The braying, enraged comedy might work with a defter directorial hand or a better-built screenplay, but Price & Seaman haven't provided the latter, and Ron Howard is lightyears away from providing the former in this, the worst film of a directorial career that mostly resides at the level of unenjoyably adequate mediocrity. It's really quite inexplicable how terribly-directed the film is - that Carrey would cut loose and indulge himself in various manias is of course predictable, but Howard has apparently encouraged all of the rest of the cast to follow suit, meaning big, loud, shouty performances from everybody, starting with a never-worse hambone Tambor, going all the way down to the ordinarily soft and sweet Bill Irwin (in, I believe, his first really major film role).

But as bad as the comic performances are, the visuals are so much worse. The production design, by Michael Corenblith, unwisely attempts to transform Seuss's illustrations, with their rejection of straight lines, into physical structures, and the results almost look interesting. They at least look very, very elaborate and spectacular. The downside is that the sets' color schemes reside in a grotesque array of greyed-out reds and greens and whites, aided not at all by Donald Peterman's inexplicably dark, grainy cinematography. Which is to say: it's somehow both garish and desaturated, a profoundly ugly film even before Howard applies the most god-damnedest camera angles. The film is thoroughly besotted with canted angles, enough to make The Third Man look realistic and Battlefield Earth look tasteful; it also uses whip pans and other fast, swooping camera movements without the slightest restraint. I'm not sure if the motivation is to accentuate the flowing lines and lack of straight angles in the production design, creating an overall feeling of zany visual possibility; or maybe it's trying to render Whoville as a Boschian hellscape of instablity and chaos, a world so addicted to trashy visual excess that it breaks down perspective itself. In neither case is it a natural fit for a resolutely plain artist like Howard, and it never feels anything but forced and confused. I might go so call as to call the aesthetic "calculated", except the calculations are all wrong and the figures are all off.

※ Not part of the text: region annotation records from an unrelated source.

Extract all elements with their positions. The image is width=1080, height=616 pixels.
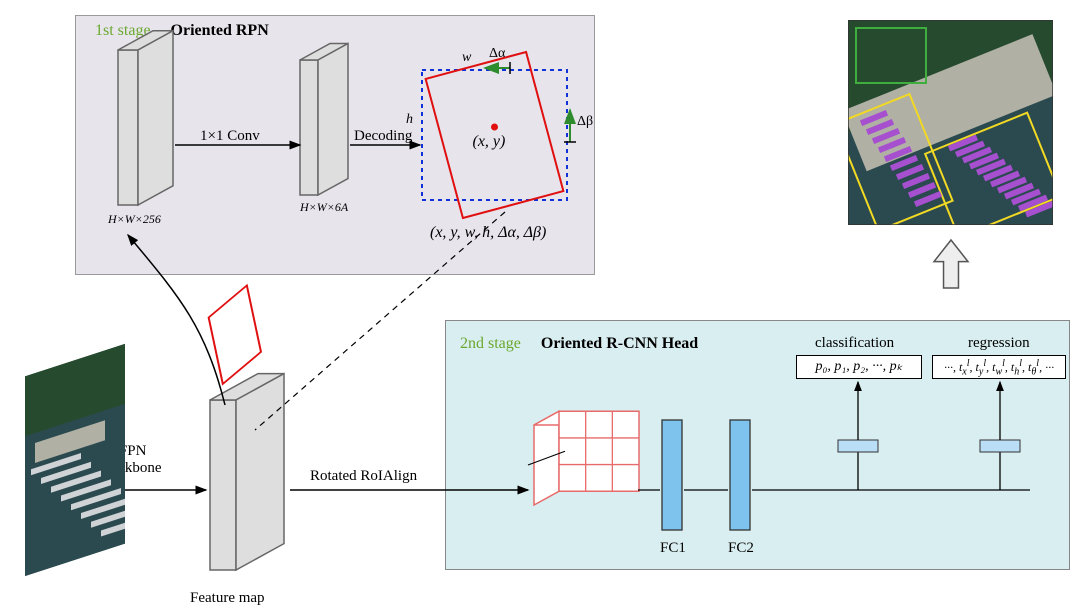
decode-da-label: Δα	[489, 46, 505, 62]
decode-xy-label: (x, y)	[473, 133, 506, 151]
output-image	[848, 20, 1053, 225]
regression-output: ···, txl, tyl, twl, thl, tθl, ···	[944, 360, 1054, 374]
decode-db-label: Δβ	[577, 114, 593, 130]
rotated-roialign-label: Rotated RoIAlign	[310, 468, 417, 485]
fc1-label: FC1	[660, 540, 686, 557]
slab2-dims: H×W×6A	[300, 200, 348, 215]
conv-label: 1×1 Conv	[200, 128, 260, 145]
decode-w-label: w	[462, 50, 471, 66]
fc2-label: FC2	[728, 540, 754, 557]
decode-tuple-label: (x, y, w, h, Δα, Δβ)	[430, 224, 546, 242]
input-image	[25, 344, 125, 576]
feature-map-label: Feature map	[190, 590, 265, 607]
regression-title: regression	[968, 335, 1030, 352]
slab1-dims: H×W×256	[108, 212, 161, 227]
decoding-label: Decoding	[354, 128, 412, 145]
regression-output-box: ···, txl, tyl, twl, thl, tθl, ···	[932, 355, 1066, 379]
classification-output-box: p₀, p₁, p₂, ···, pₖ	[796, 355, 922, 379]
diagram-canvas: 1st stage Oriented RPN 2nd stage Oriente…	[0, 0, 1080, 616]
decode-h-label: h	[406, 112, 413, 128]
classification-output: p₀, p₁, p₂, ···, pₖ	[815, 359, 902, 374]
classification-title: classification	[815, 335, 894, 352]
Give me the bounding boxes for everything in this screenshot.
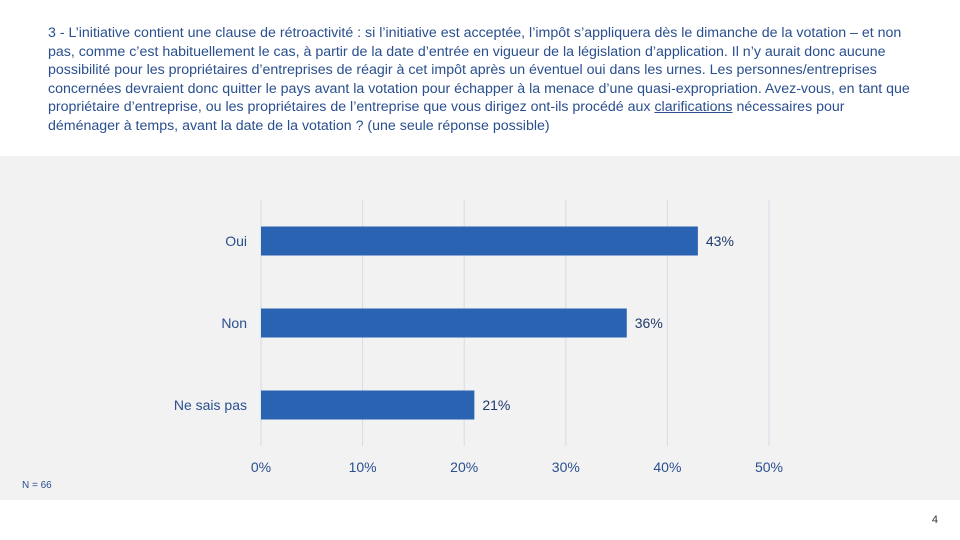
- data-label: 36%: [635, 315, 663, 331]
- bar: [261, 390, 475, 420]
- x-tick-label: 0%: [251, 459, 271, 475]
- question-text-part2: nécessaires pour déménager à temps, avan…: [48, 99, 845, 134]
- bar: [261, 226, 698, 256]
- category-label: Oui: [225, 233, 247, 249]
- data-label: 43%: [706, 233, 734, 249]
- category-label: Ne sais pas: [174, 397, 247, 413]
- x-tick-label: 50%: [755, 459, 783, 475]
- category-label: Non: [221, 315, 247, 331]
- data-label: 21%: [482, 397, 510, 413]
- chart-panel: 0% 10% 20% 30% 40% 50% Oui 43% Non 36% Ne sais pas…: [0, 156, 960, 500]
- sample-size-label: N = 66: [22, 480, 52, 491]
- x-tick-label: 30%: [552, 459, 580, 475]
- x-tick-label: 10%: [349, 459, 377, 475]
- bar: [261, 308, 627, 338]
- question-text-part1: 3 - L’initiative contient une clause de …: [48, 25, 910, 115]
- question-text: 3 - L’initiative contient une clause de …: [48, 24, 918, 135]
- page-number: 4: [931, 514, 938, 526]
- x-tick-label: 40%: [653, 459, 681, 475]
- bar-chart: 0% 10% 20% 30% 40% 50% Oui 43% Non 36% Ne sais pas…: [174, 200, 783, 475]
- x-tick-label: 20%: [450, 459, 478, 475]
- question-text-underlined: clarifications: [654, 99, 733, 115]
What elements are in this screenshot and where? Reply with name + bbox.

The film's visual ugliness and its thematic emptiness are a perfect fit: they leave behind a film which has nothing to offer except the grotesque. But the grotesque presented in a banal, middlebrow way. I get that for a decent slice of humans old enough to hold positions of economic and political power, the 2000 How the Grinch Stole Christmas is a holiday classic. It is, even, the definitive version of the story. And my misgivings aside, that's... actually, that's really fucking horrifying.